Tarih boyunca volkanlar çok sayıda insanın hayatını kaybetmesine neden oldu. Günümüzde ise dünya nüfusundaki artışa bağlı olarak volkanik faaliyetlerden daha fazla insan etkileniyor. Örneğin dünya genelinde her 20 kişiden biri volkanların 100 km etrafındaki etki alanında yaşıyor.
Yakın zamanda Endonezya'da, Yeni Zelanda’da ve Filipinler'de yaşanan tehlikeli patlamalar çok sayıda insanın hayatını kaybetmesine ve evlerini terk etmesine neden oldu.

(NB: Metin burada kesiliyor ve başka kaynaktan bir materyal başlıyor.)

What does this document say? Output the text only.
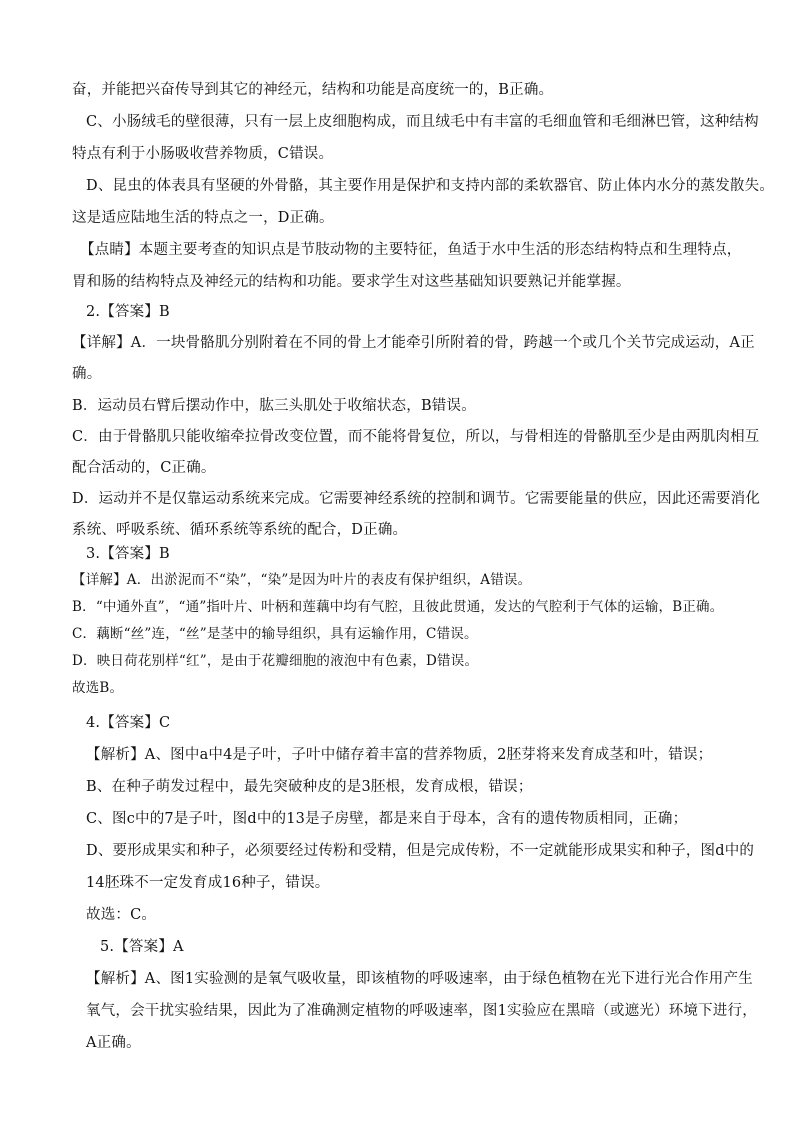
奋，并能把兴奋传导到其它的神经元，结构和功能是高度统一的，B正确。
C、小肠绒毛的壁很薄，只有一层上皮细胞构成，而且绒毛中有丰富的毛细血管和毛细淋巴管，这种结构
特点有利于小肠吸收营养物质，C错误。
D、昆虫的体表具有坚硬的外骨骼，其主要作用是保护和支持内部的柔软器官、防止体内水分的蒸发散失。
这是适应陆地生活的特点之一，D正确。
【点睛】本题主要考查的知识点是节肢动物的主要特征，鱼适于水中生活的形态结构特点和生理特点，
胃和肠的结构特点及神经元的结构和功能。要求学生对这些基础知识要熟记并能掌握。
2.【答案】B
【详解】A．一块骨骼肌分别附着在不同的骨上才能牵引所附着的骨，跨越一个或几个关节完成运动，A正
确。
B．运动员右臂后摆动作中，肱三头肌处于收缩状态，B错误。
C．由于骨骼肌只能收缩牵拉骨改变位置，而不能将骨复位，所以，与骨相连的骨骼肌至少是由两肌肉相互
配合活动的，C正确。
D．运动并不是仅靠运动系统来完成。它需要神经系统的控制和调节。它需要能量的供应，因此还需要消化
系统、呼吸系统、循环系统等系统的配合，D正确。
3.【答案】B
【详解】A．出淤泥而不“染”，“染”是因为叶片的表皮有保护组织，A错误。
B．“中通外直”，“通”指叶片、叶柄和莲藕中均有气腔，且彼此贯通，发达的气腔利于气体的运输，B正确。
C．藕断“丝”连，“丝”是茎中的输导组织，具有运输作用，C错误。
D．映日荷花别样“红”，是由于花瓣细胞的液泡中有色素，D错误。
故选B。
4.【答案】C
【解析】A、图中a中4是子叶，子叶中储存着丰富的营养物质，2胚芽将来发育成茎和叶，错误；
B、在种子萌发过程中，最先突破种皮的是3胚根，发育成根，错误；
C、图c中的7是子叶，图d中的13是子房壁，都是来自于母本，含有的遗传物质相同，正确；
D、要形成果实和种子，必须要经过传粉和受精，但是完成传粉，不一定就能形成果实和种子，图d中的
14胚珠不一定发育成16种子，错误。
故选：C。
5.【答案】A
【解析】A、图1实验测的是氧气吸收量，即该植物的呼吸速率，由于绿色植物在光下进行光合作用产生
氧气，会干扰实验结果，因此为了准确测定植物的呼吸速率，图1实验应在黑暗（或遮光）环境下进行，
A正确。
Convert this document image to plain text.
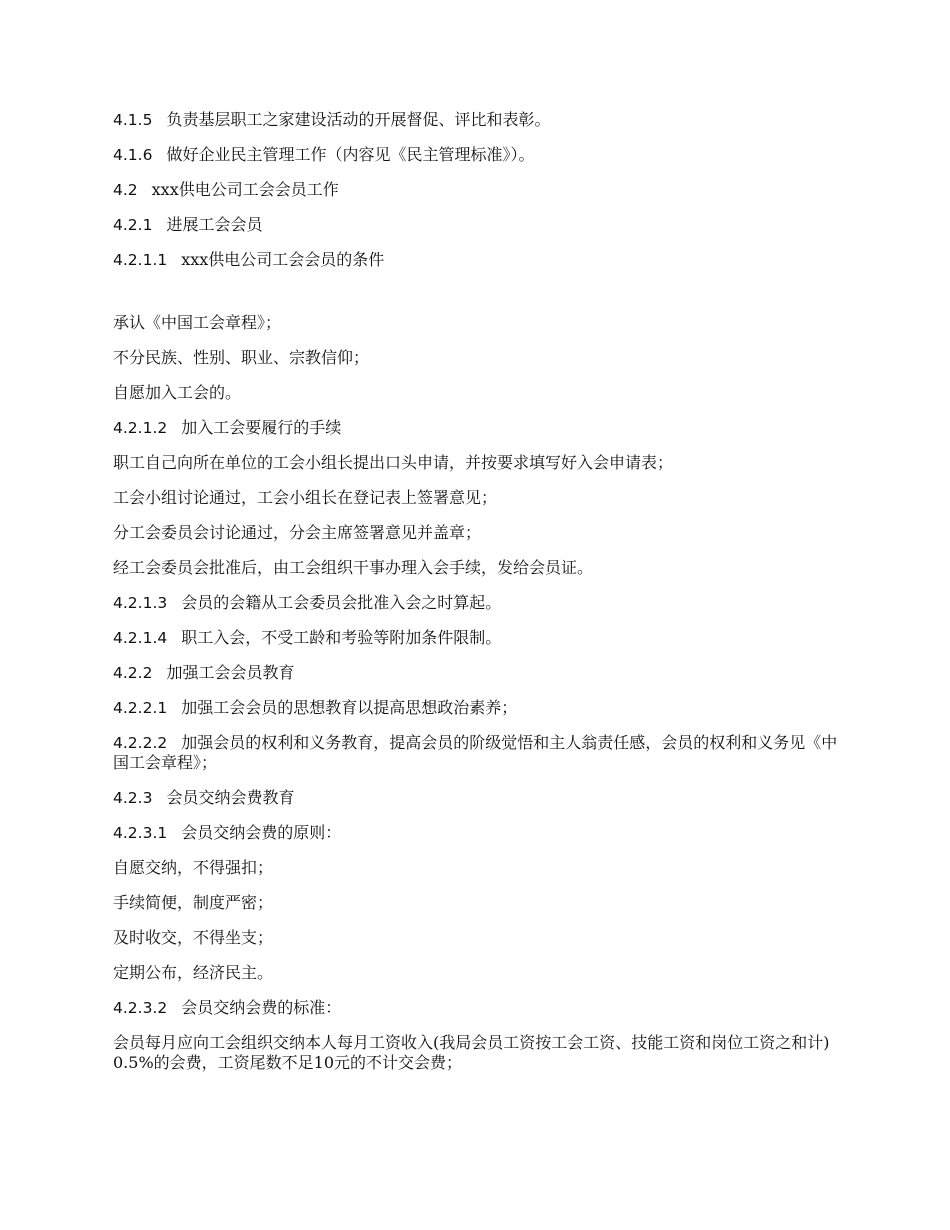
4.1.5 负责基层职工之家建设活动的开展督促、评比和表彰。

4.1.6 做好企业民主管理工作（内容见《民主管理标准》）。

4.2 xxx供电公司工会会员工作

4.2.1 进展工会会员

4.2.1.1 xxx供电公司工会会员的条件

承认《中国工会章程》；

不分民族、性别、职业、宗教信仰；

自愿加入工会的。

4.2.1.2 加入工会要履行的手续

职工自己向所在单位的工会小组长提出口头申请，并按要求填写好入会申请表；

工会小组讨论通过，工会小组长在登记表上签署意见；

分工会委员会讨论通过，分会主席签署意见并盖章；

经工会委员会批准后，由工会组织干事办理入会手续，发给会员证。

4.2.1.3 会员的会籍从工会委员会批准入会之时算起。

4.2.1.4 职工入会，不受工龄和考验等附加条件限制。

4.2.2 加强工会会员教育

4.2.2.1 加强工会会员的思想教育以提高思想政治素养；

4.2.2.2 加强会员的权利和义务教育，提高会员的阶级觉悟和主人翁责任感，会员的权利和义务见《中国工会章程》；

4.2.3 会员交纳会费教育

4.2.3.1 会员交纳会费的原则：

自愿交纳，不得强扣；

手续简便，制度严密；

及时收交，不得坐支；

定期公布，经济民主。

4.2.3.2 会员交纳会费的标准：

会员每月应向工会组织交纳本人每月工资收入(我局会员工资按工会工资、技能工资和岗位工资之和计)0.5%的会费，工资尾数不足10元的不计交会费；
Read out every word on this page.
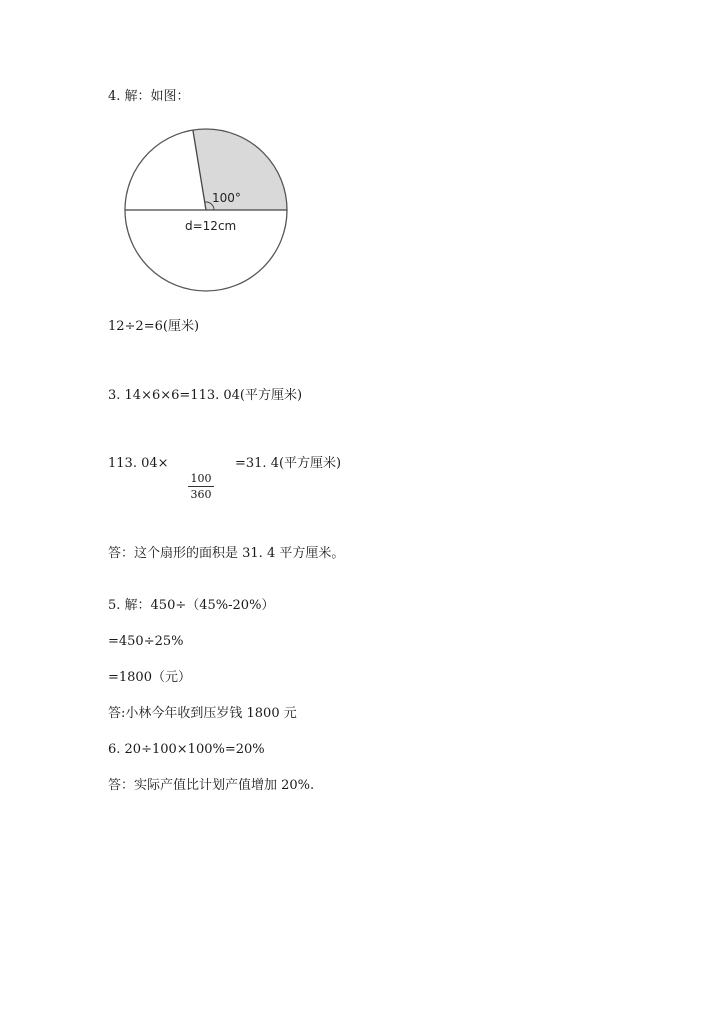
4. 解：如图：
100°
d=12cm
12÷2=6(厘米)
3. 14×6×6=113. 04(平方厘米)
113. 04×
100
360
=31. 4(平方厘米)
答：这个扇形的面积是 31. 4 平方厘米。
5. 解：450÷（45%-20%）
=450÷25%
=1800（元）
答:小林今年收到压岁钱 1800 元
6. 20÷100×100%=20%
答：实际产值比计划产值增加 20%.
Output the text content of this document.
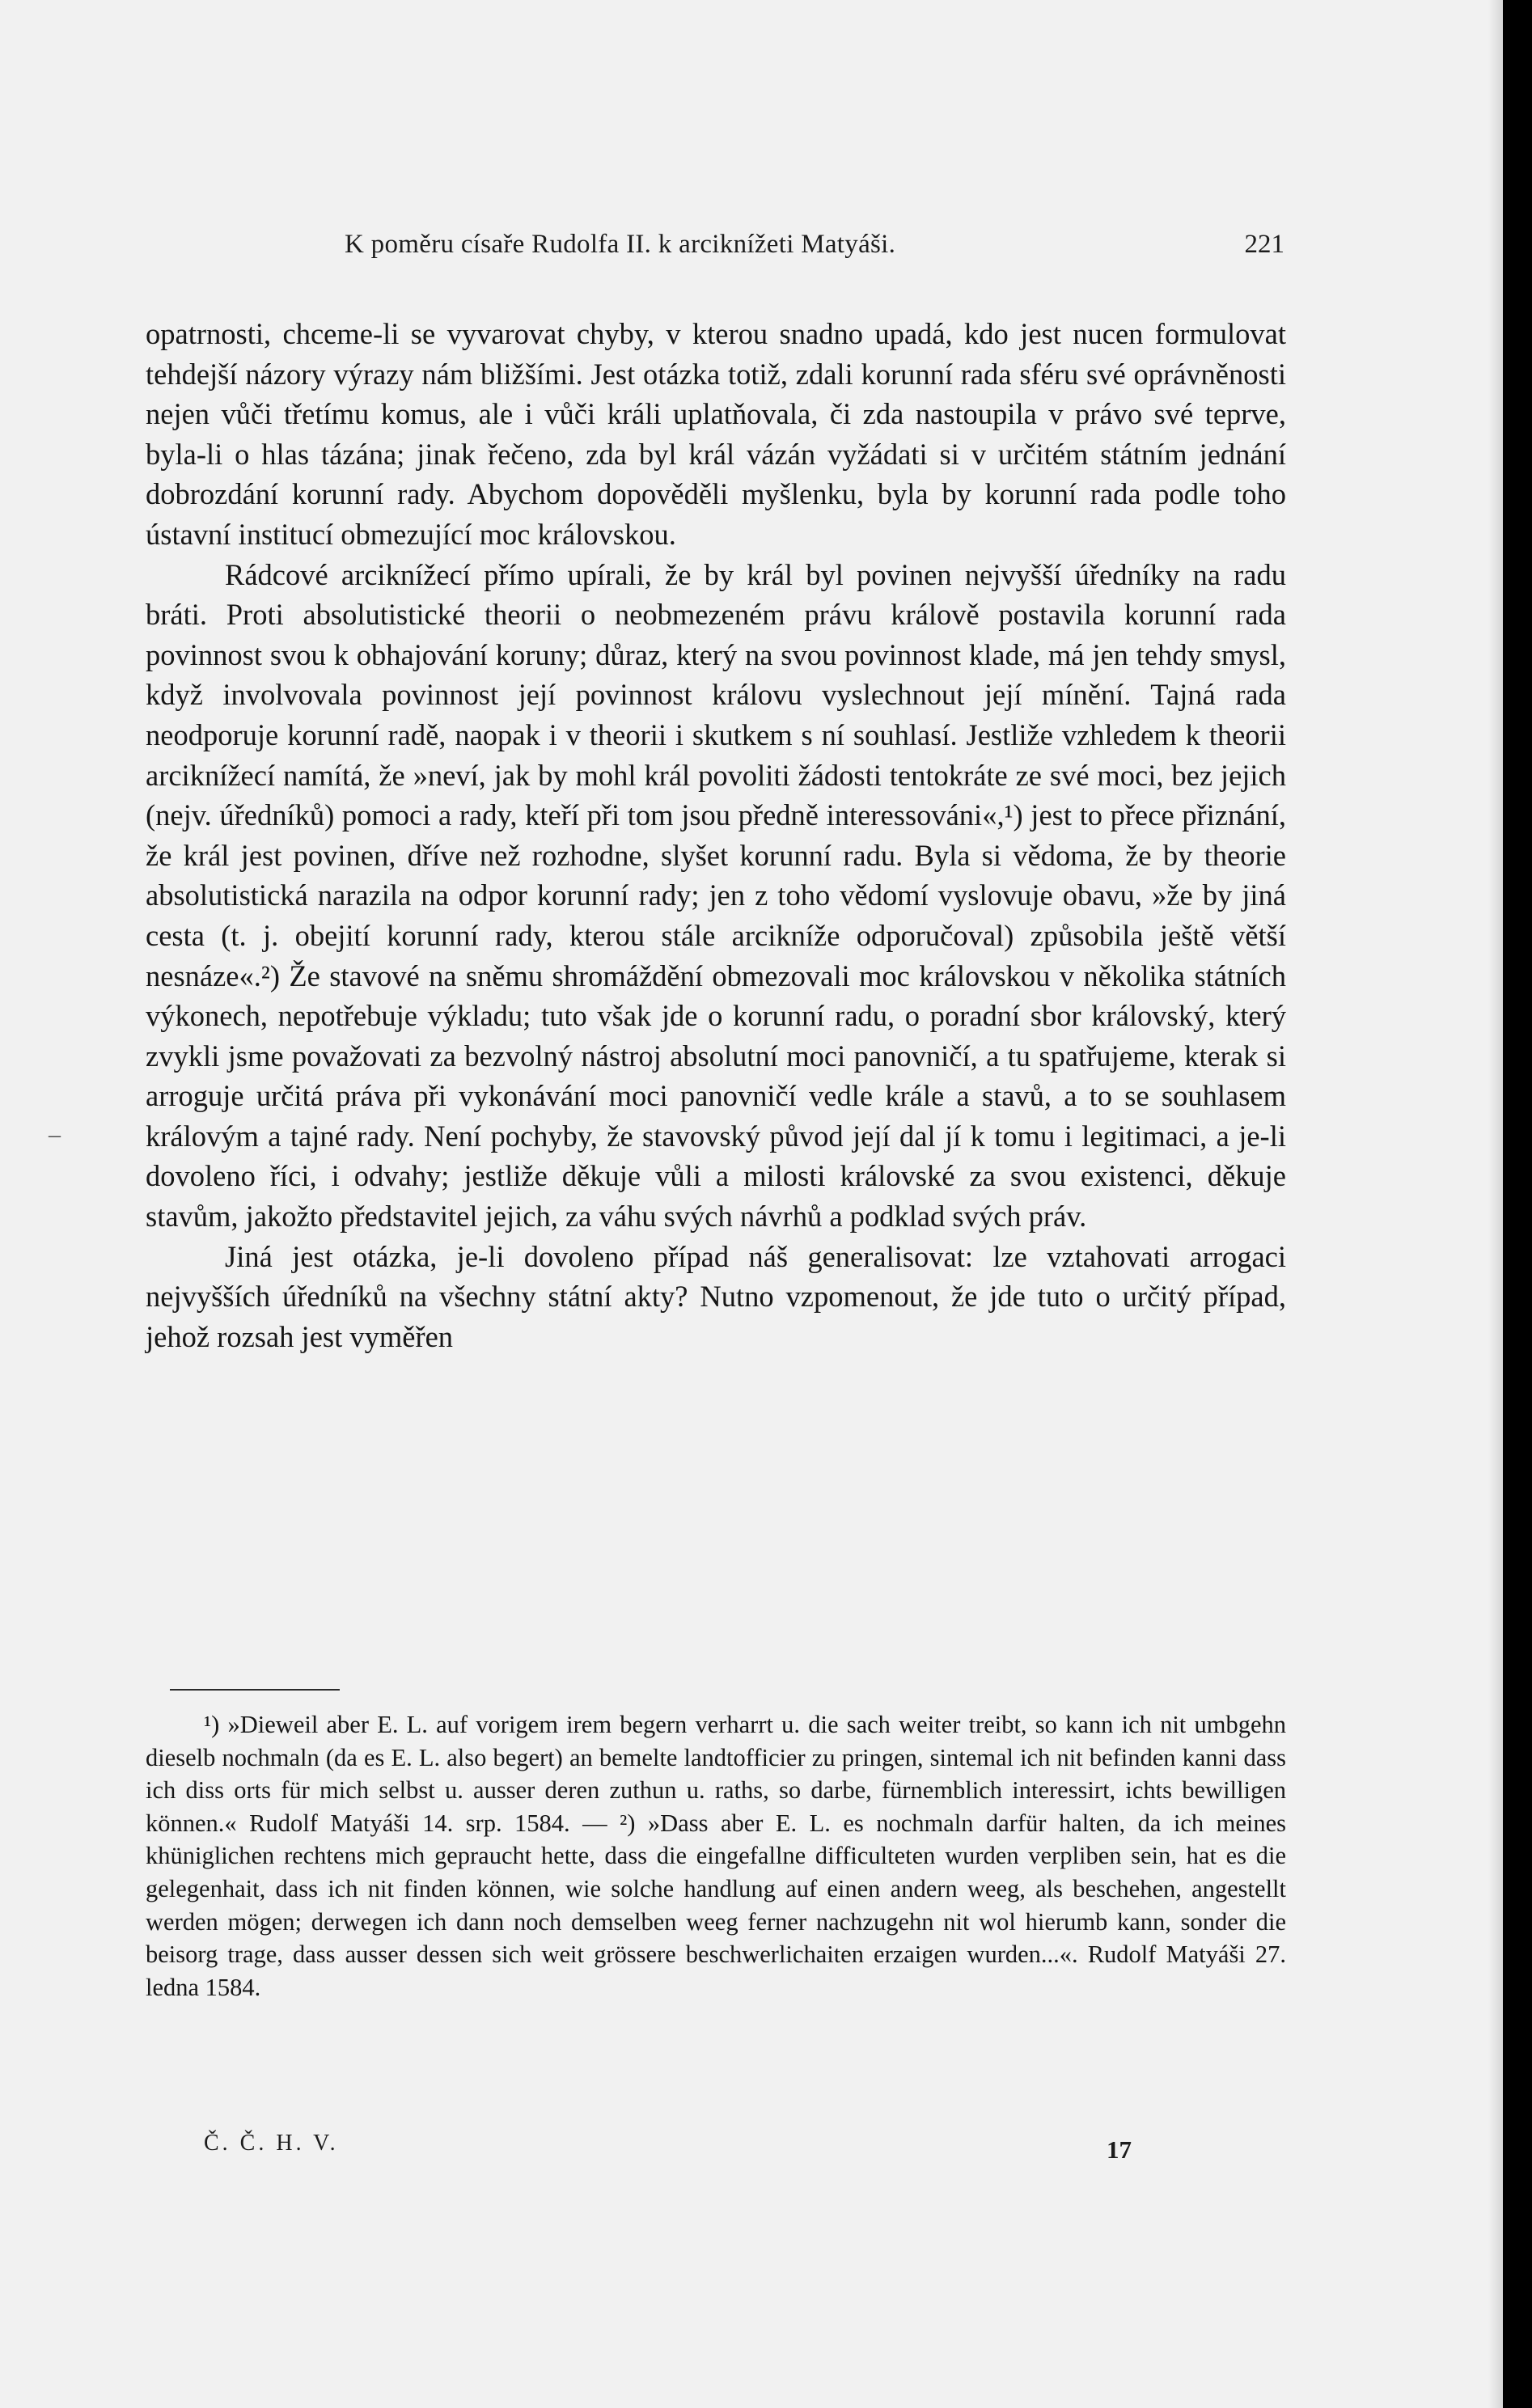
K poměru císaře Rudolfa II. k arciknížeti Matyáši.	221
–

opatrnosti, chceme-li se vyvarovat chyby, v kterou snadno upadá, kdo jest nucen formulovat tehdejší názory výrazy nám bližšími. Jest otázka totiž, zdali korunní rada sféru své oprávněnosti nejen vůči třetímu komus, ale i vůči králi uplatňovala, či zda nastoupila v právo své teprve, byla-li o hlas tázána; jinak řečeno, zda byl král vázán vyžádati si v určitém státním jednání dobrozdání korunní rady. Abychom dopověděli myšlenku, byla by korunní rada podle toho ústavní institucí obmezující moc královskou.

Rádcové arciknížecí přímo upírali, že by král byl povinen nejvyšší úředníky na radu bráti. Proti absolutistické theorii o neobmezeném právu králově postavila korunní rada povinnost svou k obhajování koruny; důraz, který na svou povinnost klade, má jen tehdy smysl, když involvovala povinnost její povinnost královu vyslechnout její mínění. Tajná rada neodporuje korunní radě, naopak i v theorii i skutkem s ní souhlasí. Jestliže vzhledem k theorii arciknížecí namítá, že »neví, jak by mohl král povoliti žádosti tentokráte ze své moci, bez jejich (nejv. úředníků) pomoci a rady, kteří při tom jsou předně interessováni«,¹) jest to přece přiznání, že král jest povinen, dříve než rozhodne, slyšet korunní radu. Byla si vědoma, že by theorie absolutistická narazila na odpor korunní rady; jen z toho vědomí vyslovuje obavu, »že by jiná cesta (t. j. obejití korunní rady, kterou stále arcikníže odporučoval) způsobila ještě větší nesnáze«.²) Že stavové na sněmu shromáždění obmezovali moc královskou v několika státních výkonech, nepotřebuje výkladu; tuto však jde o korunní radu, o poradní sbor královský, který zvykli jsme považovati za bezvolný nástroj absolutní moci panovničí, a tu spatřujeme, kterak si arroguje určitá práva při vykonávání moci panovničí vedle krále a stavů, a to se souhlasem královým a tajné rady. Není pochyby, že stavovský původ její dal jí k tomu i legitimaci, a je-li dovoleno říci, i odvahy; jestliže děkuje vůli a milosti královské za svou existenci, děkuje stavům, jakožto představitel jejich, za váhu svých návrhů a podklad svých práv.

Jiná jest otázka, je-li dovoleno případ náš generalisovat: lze vztahovati arrogaci nejvyšších úředníků na všechny státní akty? Nutno vzpomenout, že jde tuto o určitý případ, jehož rozsah jest vyměřen

¹) »Dieweil aber E. L. auf vorigem irem begern verharrt u. die sach weiter treibt, so kann ich nit umbgehn dieselb nochmaln (da es E. L. also begert) an bemelte landtofficier zu pringen, sintemal ich nit befinden kanni dass ich diss orts für mich selbst u. ausser deren zuthun u. raths, so darbe, fürnemblich interessirt, ichts bewilligen können.« Rudolf Matyáši 14. srp. 1584. — ²) »Dass aber E. L. es nochmaln darfür halten, da ich meines khüniglichen rechtens mich gepraucht hette, dass die eingefallne difficulteten wurden verpliben sein, hat es die gelegenhait, dass ich nit finden können, wie solche handlung auf einen andern weeg, als beschehen, angestellt werden mögen; derwegen ich dann noch demselben weeg ferner nachzugehn nit wol hierumb kann, sonder die beisorg trage, dass ausser dessen sich weit grössere beschwerlichaiten erzaigen wurden...«. Rudolf Matyáši 27. ledna 1584.

Č. Č. H. V.	17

En son bu yılın başında faaliyete geçen Endonezya’daki Merapi Yanardağı, dünyanın en aktif volkanlarından biri.
Volkan Nedir?
Volkan kelimesi adını, İtalya'nın güneybatı kıyılarında bulunan Vulcano Adası’ndan alıyor. Volkan teriminin iki tanımı var:
Levha tektoniği kuramına göre volkanlar belirli konumlarda oluşur. Bunlardan ilki iki levhanın çarpıştığı ve bir okyanus levhasının diğer bir okyanus levhasının ya da kıtasal levhanın altına doğru dalarak yaklaştığı levha sınırlarıdır. Böylece manto içine taşınan su buharı ve karbondioksit gibi gaz hâlindeki maddeler, manto tabakasındaki kayaçların tıpkı katı buzun yavaş yavaş sıvı hâle geçmesi gibi ergimesine neden olur. Akışkanlığı düşük olan bu kayaç hamuruna magma denir. Meydana gelen magma çarpışan levhaların sınırları boyunca yüzeye çıkarak volkanları oluşturur.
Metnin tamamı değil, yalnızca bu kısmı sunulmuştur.